Paura, tristezza, speranza, sorpresa, euforia, inquietudine: sono queste le emozioni che attraversano ogni giorno la vita dei giovani, proprio come accade agli adulti. A differenza dei più grandi, però, la realtà dei ragazzi è principalmente costellata da sogni che rappresentano il motore di ogni gesto che compiono. Diventare adulti, troppo spesso, comporta dimenticare cosa significa fantasticare sulle mille opportunità che la vita può regalarci. E allora vogliamo dedicare questa rubrica proprio a coloro che continuano a sognare, per ricordarvi che non è mai troppo tardi per sperare, perché nulla può impedirvi di raggiungere il vostro obiettivo.
Intervista ad Andrea Fiorespino
La tua carta d’identità.
Andrea Fiorespino, 21 anni, nato e cresciuto a Roma, studente presso la facoltà di Scienze Politiche alla Luiss. Sono uno sportivo e, da sei anni, sono entrato nel mondo del pugilato.
Cosa ti ha spinto a salire sul ring, scelta non tra le più comuni?
Giocavo a tennis da molti anni, ma era uno sport che non mi regalava grandi soddisfazioni. Ho sempre visto la boxe come un gioco di potenza e di forza, complice il messaggio comunicato dai film di Rocky visti da piccolo. Pur non scommettendo nulla su di me, che sono sempre stato mingherlino di corporatura, ho deciso di tentare.
Che ricordi hai del tuo esordio?
Dell’incontro ricordo poco! Ero nervosissimo: mi dovevo sfidare contro un ragazzo che aveva già diverse vittorie alle spalle e ho perso. Nonostante ciò, il mio allenatore si è complimentato con me per come avevo reagito alla difficoltà iniziale di rompere il ghiaccio. Per vincere c’era tempo.

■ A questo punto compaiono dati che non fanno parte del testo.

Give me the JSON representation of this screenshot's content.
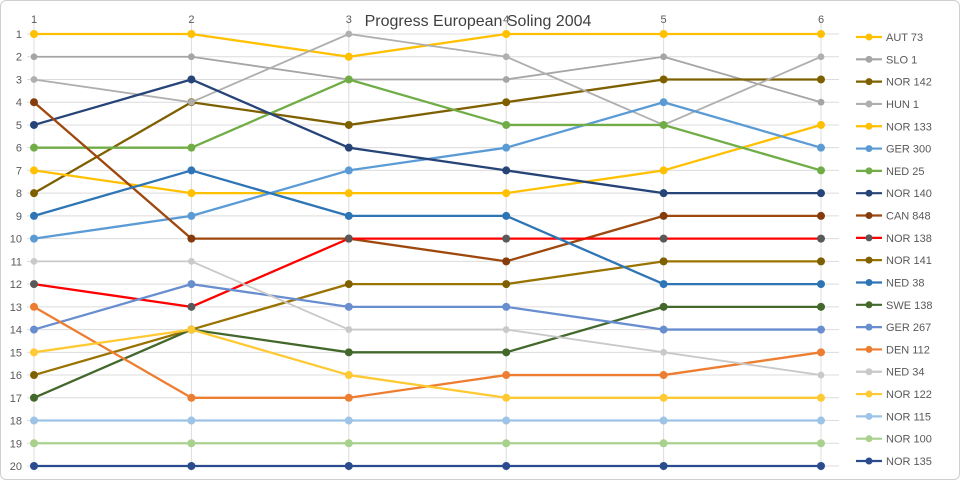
{
  "chart_data": {
    "type": "line",
    "subtype": "bump-ranking",
    "title": "Progress European Soling 2004",
    "xlabel": "",
    "ylabel": "",
    "x": [
      1,
      2,
      3,
      4,
      5,
      6
    ],
    "x_tick_labels": [
      "1",
      "2",
      "3",
      "4",
      "5",
      "6"
    ],
    "y_tick_labels": [
      "1",
      "2",
      "3",
      "4",
      "5",
      "6",
      "7",
      "8",
      "9",
      "10",
      "11",
      "12",
      "13",
      "14",
      "15",
      "16",
      "17",
      "18",
      "19",
      "20"
    ],
    "y_axis": {
      "min": 1,
      "max": 20,
      "inverted": true,
      "meaning": "position"
    },
    "grid": true,
    "legend_position": "right",
    "series": [
      {
        "name": "AUT 73",
        "color": "#FFC000",
        "marker_color": "#FFC000",
        "values": [
          1,
          1,
          2,
          1,
          1,
          1
        ]
      },
      {
        "name": "SLO 1",
        "color": "#A5A5A5",
        "marker_color": "#A5A5A5",
        "values": [
          2,
          2,
          3,
          3,
          2,
          4
        ]
      },
      {
        "name": "NOR 142",
        "color": "#7F6000",
        "marker_color": "#7F6000",
        "values": [
          8,
          4,
          5,
          4,
          3,
          3
        ]
      },
      {
        "name": "HUN 1",
        "color": "#AFAFAF",
        "marker_color": "#AFAFAF",
        "values": [
          3,
          4,
          1,
          2,
          5,
          2
        ]
      },
      {
        "name": "NOR 133",
        "color": "#FFC000",
        "marker_color": "#FFC000",
        "values": [
          7,
          8,
          8,
          8,
          7,
          5
        ]
      },
      {
        "name": "GER 300",
        "color": "#5B9BD5",
        "marker_color": "#5B9BD5",
        "values": [
          10,
          9,
          7,
          6,
          4,
          6
        ]
      },
      {
        "name": "NED 25",
        "color": "#70AD47",
        "marker_color": "#70AD47",
        "values": [
          6,
          6,
          3,
          5,
          5,
          7
        ]
      },
      {
        "name": "NOR 140",
        "color": "#264478",
        "marker_color": "#264478",
        "values": [
          5,
          3,
          6,
          7,
          8,
          8
        ]
      },
      {
        "name": "CAN 848",
        "color": "#9E480E",
        "marker_color": "#843C0C",
        "values": [
          4,
          10,
          10,
          11,
          9,
          9
        ]
      },
      {
        "name": "NOR 138",
        "color": "#FF0000",
        "marker_color": "#595959",
        "values": [
          12,
          13,
          10,
          10,
          10,
          10
        ]
      },
      {
        "name": "NOR 141",
        "color": "#997300",
        "marker_color": "#7F6000",
        "values": [
          16,
          14,
          12,
          12,
          11,
          11
        ]
      },
      {
        "name": "NED 38",
        "color": "#2E75B6",
        "marker_color": "#2E75B6",
        "values": [
          9,
          7,
          9,
          9,
          12,
          12
        ]
      },
      {
        "name": "SWE 138",
        "color": "#43682B",
        "marker_color": "#43682B",
        "values": [
          17,
          14,
          15,
          15,
          13,
          13
        ]
      },
      {
        "name": "GER 267",
        "color": "#698ED0",
        "marker_color": "#698ED0",
        "values": [
          14,
          12,
          13,
          13,
          14,
          14
        ]
      },
      {
        "name": "DEN 112",
        "color": "#ED7D31",
        "marker_color": "#ED7D31",
        "values": [
          13,
          17,
          17,
          16,
          16,
          15
        ]
      },
      {
        "name": "NED 34",
        "color": "#C9C9C9",
        "marker_color": "#C9C9C9",
        "values": [
          11,
          11,
          14,
          14,
          15,
          16
        ]
      },
      {
        "name": "NOR 122",
        "color": "#FFC933",
        "marker_color": "#FFC933",
        "values": [
          15,
          14,
          16,
          17,
          17,
          17
        ]
      },
      {
        "name": "NOR 115",
        "color": "#9DC3E6",
        "marker_color": "#9DC3E6",
        "values": [
          18,
          18,
          18,
          18,
          18,
          18
        ]
      },
      {
        "name": "NOR 100",
        "color": "#A9D18E",
        "marker_color": "#A9D18E",
        "values": [
          19,
          19,
          19,
          19,
          19,
          19
        ]
      },
      {
        "name": "NOR 135",
        "color": "#2A4B8D",
        "marker_color": "#2A4B8D",
        "values": [
          20,
          20,
          20,
          20,
          20,
          20
        ]
      }
    ],
    "style": {
      "gridline_color": "#DCDCDC",
      "axis_text_color": "#595959",
      "title_color": "#404040",
      "background": "#FFFFFF"
    }
  }
}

Cosa provi quando indossi i guantoni?
Al suono della campana sai che, comunque vada, devi cavartela da solo. Nel momento in cui le luci si spengono, tutta la realtà intorno a te sembra ovattata e le tue percezioni si fondono con quelle dell’avversario. La gestione delle emozioni è stata una delle prime difficoltà che ho dovuto superare: devi capire che la paura è umana e anche il tuo sfidante ce l’ha. Sul ring c’è sempre grande rispetto. Il terrore delle madri che temono che i propri figli possano farsi molto male è immotivato: c’è una cattiveria agonistica, ma non l’odio. Chi fa boxe solo per sfogare la rabbia raramente prosegue.
Qual è il tuo sogno nel cassetto?
Mi piacerebbe vincere qualche titolo. Quando ho iniziato mai avrei potuto immaginare di arrivare a disputare 17 incontri, di insegnare la boxe ad altri e di essere l’unico della mia palestra a combattere. Ancora non ho capito fin dove posso spingermi e voglio scoprirlo.
Secondo te, quali sono le virtù di un vincente?
L’umiltà. Dalla boxe ho imparato che sul ring, come nella vita, è importante la voglia di migliorarsi, seppur con la consapevolezza delle proprie capacità, senza cui altrimenti sarebbe difficile affrontare la tensione. E poi la tenacia: la voglia di vincere e la sicurezza di essersi impegnati per arrivare fin lì e di meritarselo. Tutto è alla portata di tutti. Se c’è impegno e costanza i risultati arrivano.
A che training di allenamento ti sottoponi?
Mi alleno sei giorni alla settimana e, se posso, anche la domenica. L’allenamento prevede tanta preparazione atletica, mentre la parte tecnica si intensifica in prossimità dell’incontro. Le sessioni non sono mai sfiancanti: un training ben fatto dura circa un’ora e mezza. Per quanto riguarda la gestione della pressione emotiva, serve una preparazione solida e, in questo, credo di avere uno dei migliori allenatori: Dejan Zivkovic, che insegna alla palestra Pesi Massimi nel quartiere Trieste-Africano. E poi c’è mio padre che, anche in vacanza, mi aiuta a tenermi sempre in forma.
Come affronti i tuoi limiti?
Non mi preoccupano più. Ho imparato che i limiti conviene sempre impegnarsi a superarli.